A Drummer’s Tips for Teamwork and Business

Sep 5, 2014 | Organizational Behavior

Drum set

Have you ever had two worlds collide? For me, it happens fairly frequently—with drumming and business.

My drummer instincts kicked in around age 10, and it’s grown into more than just a hobby. And now that I’ve been in the marketing/business world for several years, I’ve noticed a number of connections between the musical and business realms—and the reality of teamwork. Here are a few lessons I’ve learned from both worlds:

Consistency is King

One of the first things I teach my drum students is the importance of consistency. Sure, there are times for drum solos (I am a jazz drummer at heart!) and eccentricity. But playing steady tempos and rhythms is the core of becoming a trusted, competent drummer. Turns out, this is true in the business world—perhaps even more so! When you consistently turn in high-quality work on time, people start to notice. You become even more valuable to your boss. Or, if you are the boss, you may find that consistency and diligence are integral to making your business dream a reality.

Follow the Leader

You may aspire to be a trailblazer in your field, but remember that it starts with quality leadership and mentoring. Orchestras and rock bands alike fall to pieces without some semblance of structure. Someone must step up to make the music come together. If that’s you, congratulations! With great privilege comes great responsibility. If it’s not you, do your best, obey, and remember the big picture. (I’ll spare you my stories from years drumming in marching band to illustrate the big picture.)

Do Your Part Well—or Else Everyone Suffers

One thing in my music experiences has never changed: If the drummer messes up, everyone suffers. The drummer’s responsibility is to hold things together (and sound good doing so). I’ve seen this translate into the business world over and over. If one teammate fails on his part of a project, the whole company reaps the consequences. Sometimes it’s large-scale, like a senior PR representative tweeting inappropriate content to millions of followers. Other times, it’s a graphic designer turning in the artwork a week late—thus losing a client. Teamwork is more than a cliché to toss around at corporate retreats. Your part really does matter.

When Calamity Strikes, Adapt and Succeed Anyway

Occasionally, I play electronic drums for events. After more than a decade of learning the intricacies of dynamics and rhythms on acoustic drums, my entire performance is entrusted to electrical cords and a sound technician. Once in a while, half of my drum set abruptly goes silent—and suddenly it’s time to adapt. No, musicians aren’t necessarily trained for this type of situation. But it’s smart to have a plan for when it does happen. The same goes in the workplace. When something outside of your control strikes, what do you do? Do you quit and wait around until it’s fixed?

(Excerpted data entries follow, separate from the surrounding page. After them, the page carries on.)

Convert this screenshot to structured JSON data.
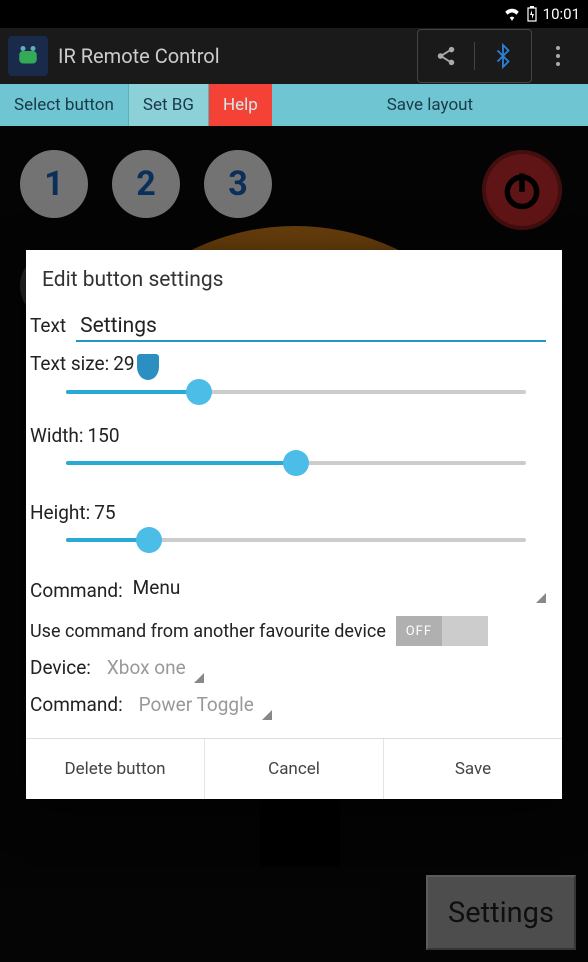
{
  "status": {
    "time": "10:01"
  },
  "actionbar": {
    "title": "IR Remote Control"
  },
  "toolbar": {
    "select": "Select button",
    "setbg": "Set BG",
    "help": "Help",
    "save": "Save layout"
  },
  "remote": {
    "numrow1": [
      "1",
      "2",
      "3"
    ],
    "settings_btn": "Settings"
  },
  "dialog": {
    "title": "Edit button settings",
    "text_label": "Text",
    "text_value": "Settings",
    "textsize_label": "Text size:",
    "textsize_value": "29",
    "textsize_pct": 29,
    "width_label": "Width:",
    "width_value": "150",
    "width_pct": 50,
    "height_label": "Height:",
    "height_value": "75",
    "height_pct": 18,
    "command_label": "Command:",
    "command_value": "Menu",
    "fav_label": "Use command from another favourite device",
    "fav_toggle": "OFF",
    "device_label": "Device:",
    "device_value": "Xbox one",
    "command2_label": "Command:",
    "command2_value": "Power Toggle",
    "actions": {
      "delete": "Delete button",
      "cancel": "Cancel",
      "save": "Save"
    }
  }
}
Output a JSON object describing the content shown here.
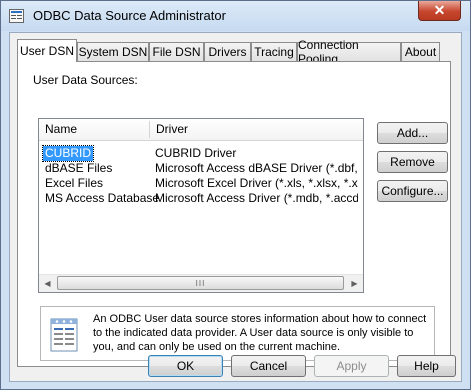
{
  "window": {
    "title": "ODBC Data Source Administrator",
    "close_label": "✕"
  },
  "tabs": [
    {
      "label": "User DSN",
      "active": true
    },
    {
      "label": "System DSN",
      "active": false
    },
    {
      "label": "File DSN",
      "active": false
    },
    {
      "label": "Drivers",
      "active": false
    },
    {
      "label": "Tracing",
      "active": false
    },
    {
      "label": "Connection Pooling",
      "active": false
    },
    {
      "label": "About",
      "active": false
    }
  ],
  "panel": {
    "list_label": "User Data Sources:",
    "columns": [
      "Name",
      "Driver"
    ],
    "rows": [
      {
        "name": "CUBRID",
        "driver": "CUBRID Driver",
        "selected": true
      },
      {
        "name": "dBASE Files",
        "driver": "Microsoft Access dBASE Driver (*.dbf, *.ndx",
        "selected": false
      },
      {
        "name": "Excel Files",
        "driver": "Microsoft Excel Driver (*.xls, *.xlsx, *.xlsm, *.x",
        "selected": false
      },
      {
        "name": "MS Access Database",
        "driver": "Microsoft Access Driver (*.mdb, *.accdb)",
        "selected": false
      }
    ],
    "scroll": {
      "left_arrow": "◀",
      "right_arrow": "▶",
      "thumb_grip": "III"
    },
    "buttons": {
      "add": "Add...",
      "remove": "Remove",
      "configure": "Configure..."
    },
    "info_text": "An ODBC User data source stores information about how to connect to the indicated data provider.  A User data source is only visible to you, and can only be used on the current machine."
  },
  "footer": {
    "ok": "OK",
    "cancel": "Cancel",
    "apply": "Apply",
    "help": "Help"
  }
}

Or do you find a solution and communicate with the right people to remedy the issue? It’s not always smooth sailing, but you can respond appropriately and succeed.

Be Creative and Try New Things!

Hopefully this is implied, but I thought I should state it clearly just in case. Creativity is the lifeblood of dreams! Drumming (and music in general) would be incredibly boring without new and exciting things—things that make the world more engaging and fun. Your career path shouldn’t be boring, either. Don’t wait around for the next great idea to come from Apple or The Discovery Channel. Why not get your imagination going right now? Try new ideas, and build on the ones that work.